CFOs Seek Simple Solutions for Comprehensive Spend Management

Read time: 10 mins
Gathering of Employees with Two Shaking Hands

Gathering of Employees with Two Shaking HandsAs of today, we have a new implementation partner: CrossCountry Consulting. CrossCountry has deep expertise in helping companies of all sizes implement finance and accounting systems to meet business objectives such as process improvements, increased visibility and control and cost reduction.

We’re very excited to partner with their firm, and equally excited to have had the opportunity to sit down and chat with CrossCountry’s John Hoebler, managing director and Harpreet Narula, associate director. Together John and Harpreet have 37 years of experience working with finance organizations on accounting and procurement issues, process, risk and technology - John on the finance side and Harpreet on the P2P side - so we were very interested to talk to them about what they’re seeing in the marketplace and what made partnering with Coupa so compelling.

Coupa: You guys spend a lot of time in conversation with CFOs. What’s top of mind for them these days?

John: On the business end, they’re focused on spend management. It's a conversation about control and visibility. They have hidden costs and people who want to do the right thing, but their systems don't provide them with accurate data. If they’re doing POs, they might be dealing with blanket POs . They have people buying and expensing, or buying with petty cash. There are a lot of ways people can spend money and they want to get a handle on that.

On the technology side, they also want to simplify IT infrastructure. They want solutions that can quickly be implemented and don’t burden the organization with yet another software program that needs to be maintained. They do not want to have to go to IT and do a big project in order to change anything. They want to reduce spend but add functionality. That's a pretty common theme: how do I make my life simpler? The answer to that, of course, is the cloud.

Harpreet: John said it very nicely, and I will just sum it up. First, they want spend analytics. They want to know, what are we spending on, and who are we spending it with, so they can go after the big suppliers to get better pricing.

Next, they want to reduce infrastructure footprint. Third, and perhaps most importantly, they want ease of use. They want a system that people don't need to be accountants to use and complete a transaction properly. Those three elements together are what finance organizations are looking for.

Coupa: Is it ever amazing to you that with all the tools and technology companies have, they still don't know how they’re spending their money?

Harpreet: It is, but it's not. What I've seen on past projects is that spending is very siloed in most big organizations. You have IT or finance wrangling over managing the project, and then procurement, who is not even involved in the project. Then the CFO or CIO comes to procurement and says, "How much are we spending?" They say, "We have no clue."

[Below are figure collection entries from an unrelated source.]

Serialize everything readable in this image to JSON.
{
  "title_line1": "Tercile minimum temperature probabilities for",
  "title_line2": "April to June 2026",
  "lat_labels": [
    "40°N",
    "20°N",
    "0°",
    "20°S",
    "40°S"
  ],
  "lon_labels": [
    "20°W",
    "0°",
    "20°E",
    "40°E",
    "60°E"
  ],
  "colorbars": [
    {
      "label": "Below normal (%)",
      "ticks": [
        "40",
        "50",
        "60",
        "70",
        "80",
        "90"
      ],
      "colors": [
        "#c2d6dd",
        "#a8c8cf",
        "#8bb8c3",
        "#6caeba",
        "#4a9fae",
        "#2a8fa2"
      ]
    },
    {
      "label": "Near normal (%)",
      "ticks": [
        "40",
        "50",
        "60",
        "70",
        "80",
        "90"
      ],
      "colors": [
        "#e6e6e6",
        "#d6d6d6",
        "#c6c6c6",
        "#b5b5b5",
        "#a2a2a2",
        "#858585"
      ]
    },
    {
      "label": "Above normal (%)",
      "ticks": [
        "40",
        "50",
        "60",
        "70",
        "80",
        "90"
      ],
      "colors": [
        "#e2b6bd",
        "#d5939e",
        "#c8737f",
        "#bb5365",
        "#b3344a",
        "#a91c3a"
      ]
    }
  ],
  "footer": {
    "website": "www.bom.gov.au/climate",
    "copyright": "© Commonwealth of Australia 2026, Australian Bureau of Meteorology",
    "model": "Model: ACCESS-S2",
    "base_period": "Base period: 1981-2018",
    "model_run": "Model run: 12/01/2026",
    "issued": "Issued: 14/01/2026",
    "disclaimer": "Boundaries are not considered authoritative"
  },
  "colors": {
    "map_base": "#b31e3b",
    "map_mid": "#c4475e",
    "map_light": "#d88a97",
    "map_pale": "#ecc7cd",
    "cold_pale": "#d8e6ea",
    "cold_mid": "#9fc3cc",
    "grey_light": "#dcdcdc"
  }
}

John: I think it depends on a lot on the company. Do they see the procurement function as strategic? Or do they see it as an accounting function? Organizations that view it as strategic realize that there's process and then there’s optimization. If you put data and information in the hands of a well-run procurement office, they can negotiate contracts, and they can drive spend out of the organization. There's so much more they can do than process paper.

Coupa: Into which camp – strategic or transactional - do most of the people you talk to fall?

Harpreet: If you had asked me that question about seven or eight years ago, I would have said they see it mostly as just another transaction. Within the last probably three to five years, there’s been a shift to looking at procurement more as a strategic initiative. But it is a slow process to change company culture to get to that level.

John: I agree. Then there are organizations that see it as strategic, but they fail to make it strategic. Either because of inadequate leadership, misguided processes or bad tools or systems, it becomes tactical.

Finding the right person, the right visionary that can drive strategy is key. Everybody in the organization is spending money. There has to be that one person that has the ability to oversee it all and lead from the front. Then you enable her or him with the tools needed to make it happen. That's where Coupa comes into play.

Coupa: Talk a little about that.

John: As you know we do a lot of process improvement work. That can take many different forms, but a common form is procurement optimization.

People feel like they have runaway spend, they don't take advantage of supplier discounts, they have distributed spend and they want to create a shared procurement service. Those are all things that we help with. When we learned about Coupa, we thought, what a great technology solution to go along with process change and organizational design that we do with our clients, especially larger ones that might have a PeopleSoft, or an e-Business Suite, with a big clunky procurement engine.

They want a cloud-based solution that integrates well with these products and with the finance and accounting products of the future. Coupa slides in very nicely and provides a consumer-like business application experience to what we call "the common user." These are the people that do purchase requisitions, or want information on a vendor or a category, not necessarily your power users, although certainly they use it. It’s more for the casual user that needs an intuitive, easy to use product.

We thought Coupa plugged in well there, and then we also thought it plugged in well with the newer cloud products we work with. We’ve been doing process improvement work around this problem that Coupa is trying to solve for a long time. But we didn't have a great answer up until now.